Первое лицо | страница 148
Он продолжал в том же духе, но недолго. Говорил непривычно четко. Почти любезно. Хайдль даже изложил подробные указания, как делал, вспомнилось мне, в тех случаях, когда мелкими правдивыми деталями маскировал какую-то большую ложь. Но я больше не желал играть в эти игры и хотел только забыть о своем провале.
Я ответил, что на работу больше не выйду.
Мы заспорили.
Он: Деньги, обязательства, данные обещания.
Я: Леность, невозможность, бессмысленность.
Нет, сказал я. Ответ окончательный.
По дружбе.
Нет.
Для завершения книги мне нужна твоя помощь как друга.
А как же аудиторское совещание? Мне казалось, завтра ты должен выступить с речью.
Ах, вот ты о чем! Забудь. Я уже выбросил это из головы. Сейчас важно другое, Киф. Поверь, мне было очень тяжело примириться с тем, какой была моя жизнь и какой стала.
Значит, твоя поездка отменяется?
Поездка? Куда? Нет. Дело в том, Киф, что ты – единственный, кто понимает мое положение. Знаю, тебе приходилось нелегко, но ведь и мне приходилось нелегко. Сделай одолжение, приезжай и давай покончим с этой чертовой писаниной.
Извини, сказал я и бросил трубку.
Книга представляла собой сплошную путаницу: загнутые уголки, недостающие листы. Создавалось впечатление, что она попросту заброшена, мертва и не содержит четкого чистового материала. В силу привычки я вернулся к обеденному столу, за которым работал в течение последних суматошных недель.

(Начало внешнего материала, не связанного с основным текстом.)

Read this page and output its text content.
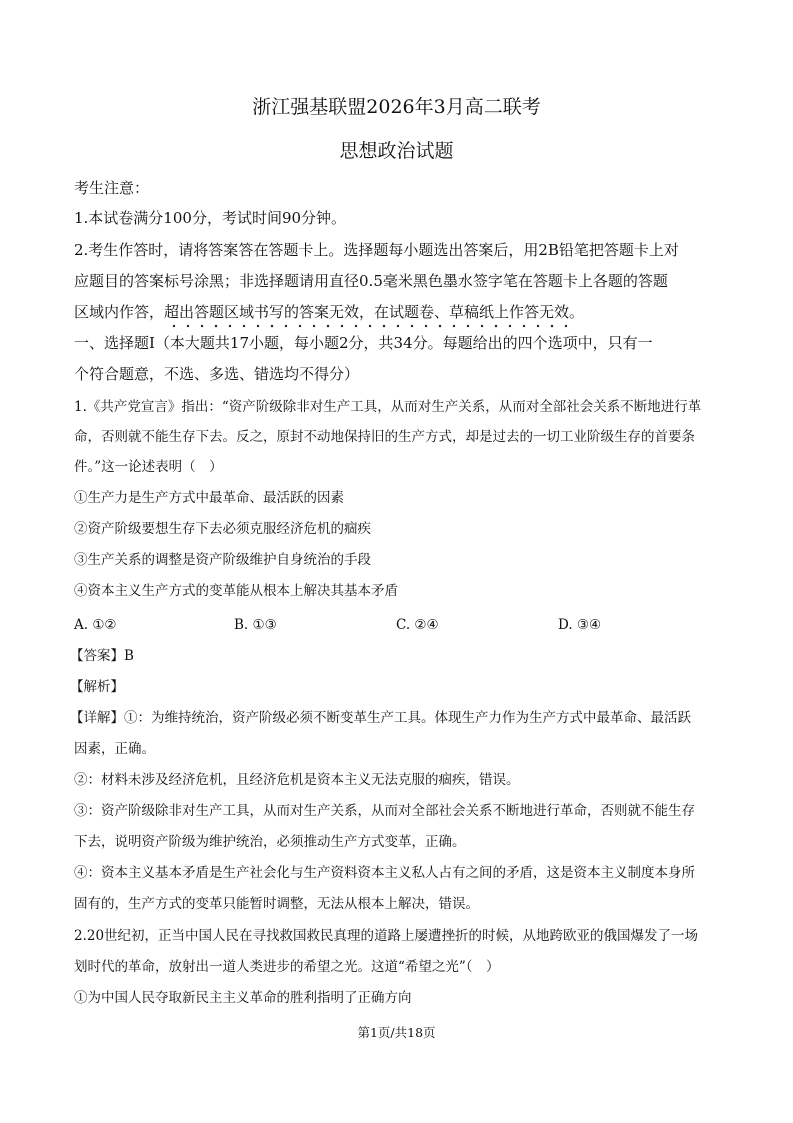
浙江强基联盟2026年3月高二联考
思想政治试题
考生注意：
1.本试卷满分100分，考试时间90分钟。
2.考生作答时，请将答案答在答题卡上。选择题每小题选出答案后，用2B铅笔把答题卡上对
应题目的答案标号涂黑；非选择题请用直径0.5毫米黑色墨水签字笔在答题卡上各题的答题
区域内作答，超出答题区域书写的答案无效，在试题卷、草稿纸上作答无效。
一、选择题Ⅰ（本大题共17小题，每小题2分，共34分。每题给出的四个选项中，只有一
个符合题意，不选、多选、错选均不得分）
1.《共产党宣言》指出：“资产阶级除非对生产工具，从而对生产关系，从而对全部社会关系不断地进行革
命，否则就不能生存下去。反之，原封不动地保持旧的生产方式，却是过去的一切工业阶级生存的首要条
件。”这一论述表明（　）
①生产力是生产方式中最革命、最活跃的因素
②资产阶级要想生存下去必须克服经济危机的痼疾
③生产关系的调整是资产阶级维护自身统治的手段
④资本主义生产方式的变革能从根本上解决其基本矛盾
A. ①②	B. ①③	C. ②④	D. ③④
【答案】B
【解析】
【详解】①：为维持统治，资产阶级必须不断变革生产工具。体现生产力作为生产方式中最革命、最活跃
因素，正确。
②：材料未涉及经济危机，且经济危机是资本主义无法克服的痼疾，错误。
③：资产阶级除非对生产工具，从而对生产关系，从而对全部社会关系不断地进行革命，否则就不能生存
下去，说明资产阶级为维护统治，必须推动生产方式变革，正确。
④：资本主义基本矛盾是生产社会化与生产资料资本主义私人占有之间的矛盾，这是资本主义制度本身所
固有的，生产方式的变革只能暂时调整，无法从根本上解决，错误。
2.20世纪初，正当中国人民在寻找救国救民真理的道路上屡遭挫折的时候，从地跨欧亚的俄国爆发了一场
划时代的革命，放射出一道人类进步的希望之光。这道“希望之光”（　）
①为中国人民夺取新民主主义革命的胜利指明了正确方向
第1页/共18页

Просмотрев свои заметки, я нехотя взялся за страницы последнего варианта, чтобы вымарывать и добавлять придаточные, вписывать то тут, то там одну-две новые фразы, а то и целые абзацы. Мной овладело мечтательное настроение. Чем больше я выдумывал Хайдля на отдельно взятой странице, тем больше страница уподоблялась Хайдлю, а он – мне, после чего и эта страница, и книга превращались в меня, а я – в Хайдля. Впервые в жизни я испытал умопомрачительное единение, которого всегда жаждал как писатель, но так и не познал. Все обрастало двойным смыслом: его жизнь, эта книга, мое ощущение себя и своего ремесла. До меня дошло, что мой собственный дебютный роман пострадал от автобиографичности, но теперь я опасался, как бы моя первая автобиография не превратилась в роман. Все расплывалось и растворялось, а когда наконец свелось воедино, я неведомо как оказался в «Ниссане Скайлайн» на пути в Бендиго.
Глава 15
Случается, что раннее утро зачаровывает каким-то особым светом и особыми облаками, но более всего – странным ощущением исхода. В заливе Порт-Филлип чернели немногочисленные суденышки, словно кляксы на сверкающих осколках стекла. Такой и должна быть книга. Глядя, пусть считаные мгновения, на этот свет, на эти облака, я ощущал свободу. И понимал, что можно написать сотню книг, но не уловить и малой доли тех эмоций, которые сейчас, в эти считаные мгновения, захлестнули меня целиком.